Básicamente se refiere a los altos niveles de pobreza "per capita" en los grandes centros urbanos, como el alto grado de subdesarrollo económico del Estado, lo que es imposible objetar o refutar.

A la par de cargar las tintas sobre el diagnóstico nefasto de esta sociedad en crisis que roza el borde de lo necrología, lo que no se atreve a expresar este colectivo xenófobo y apátrida, claro, por conveniencia, es que el grado de pauperizacion y flagelo fue y sigue siendo inducida, inoculada . Como tal vez fue el cáncer que mató prematura e inesperadamente a Hugo Chávez, el presidente caraqueño antecesor de Nicolás Maduro, de acuerdo a una investigación publicada por Pablo Medina Carrasco.

La historia de la colonización y dominación de los pueblos de Centro y Sud América nos puede ilustrar abrumadoramente sobre el "modus operandi" de los imperialistas y opresores de los pueblos del "patio trasero".

Hace quinientos años el primer ensayo genocida recayó en los "pueblos originarios", luego en los estados "independizados" hace poco más de dos siglos.

Hay mucha bibliografía al respecto, pero la obra de Eduardo Galeano con "Las venas abiertas de América latina" esclarece sin vueltas, incomparable, insuperable.

Es dable referir también otros autores argentinos como Raúl Scalabrini Ortiz ("política británica en el Río de la Plata"), el inefable Arturo Jauretche ("manual de zonceras argentinas", "el medio pelo en la sociedad argentina", "profetas del odio y la yapa"). Ellos tampoco se quedaron atrás en la saga de denuncias de tanta atrocidad e injusticia cometida por el "imperialismo" resucitado ahora por "el cara de cerdo yankee".

Entre las víctimas del gran azote capitalista, sólo basta citar al famélico Haití, el país más pobre e infeliz del mundo en la actualidad. Para tener idea sobre la pobreza económica que la aplasta de modo crónico, ocurrió su desgracia el mismo año en que declaró su independencia de Francia en 1804.

Los galos inauguraron la era de los resarcimientos, bloqueos y sanciones económicas, por el solo hecho de haber perdido una guerra a manos de sus "esclavos afros".

La paradoja es que los franceses declararon con bombos y platillos, sólo quince años antes, en la famosa "Revolución francesa" de 1789: libertad, igualdad y fraternidad, derechos humanos universales.

Lo lamentable es que esta proeza fue solo declarativa.

Que esto se lleve a la práctica, "olvídate", se diría ahora.

Pero de acuerdo a la estructura mental de estos "revolucionarios" como sus adherentes, estos derechos no podían ser aplicable para negros, indios o de otro color. Sólo para anglos, arios o sajones.

El mismo "remedio de disciplina económica" se lo aplicaron a las muchas colonias francesas africanas, que hasta el día de hoy siguen pagando su "independencia".

Desde hace 70 años Estados Unidos y sus amigotes europeos se lo aplican a Cuba.

A fines de 1990 le toca el turno a Venezuela por la osadía de desprenderse de las "sanguijuelas" norteamericanas que drenaban y depredaban impunemente el más vasto petróleo de la cuenca del Orinoco.
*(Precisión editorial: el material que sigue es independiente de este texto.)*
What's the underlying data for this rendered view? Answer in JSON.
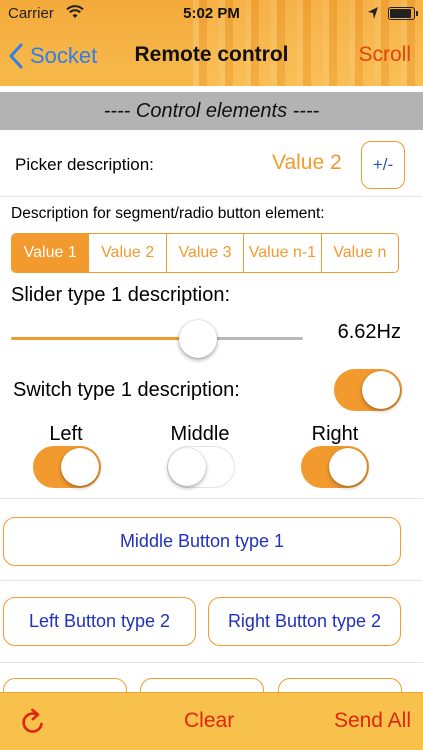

Argentina también sufre el embargo o bloqueo para la compra de armamentos sofisticados a partir de la guerra de Malvinas. Hoy el presidente Milei, en su rol de cipayo estrella, pretende viajar a Londres para lograr autorización y comprarle armamentos solo a bucaneros y piratas ingleses.

Esto sí que representa el colmo de la vergüenza, bajeza y degradación moral de un presidente argentino.

Irán, Rusia y otros países que no están alineados al poder yankee, sufren también en menor grado consecuencias en virtud de las repudiables "sanciones económicas...".

Este es el peor flagelo que mata y hiere silenciosa, disimulada y efectivamente a los grupos sociales vulnerables de los países díscolos o contrarios a los regímenes autoritarios y hegemónicos: los "imperios" del siglo XXI.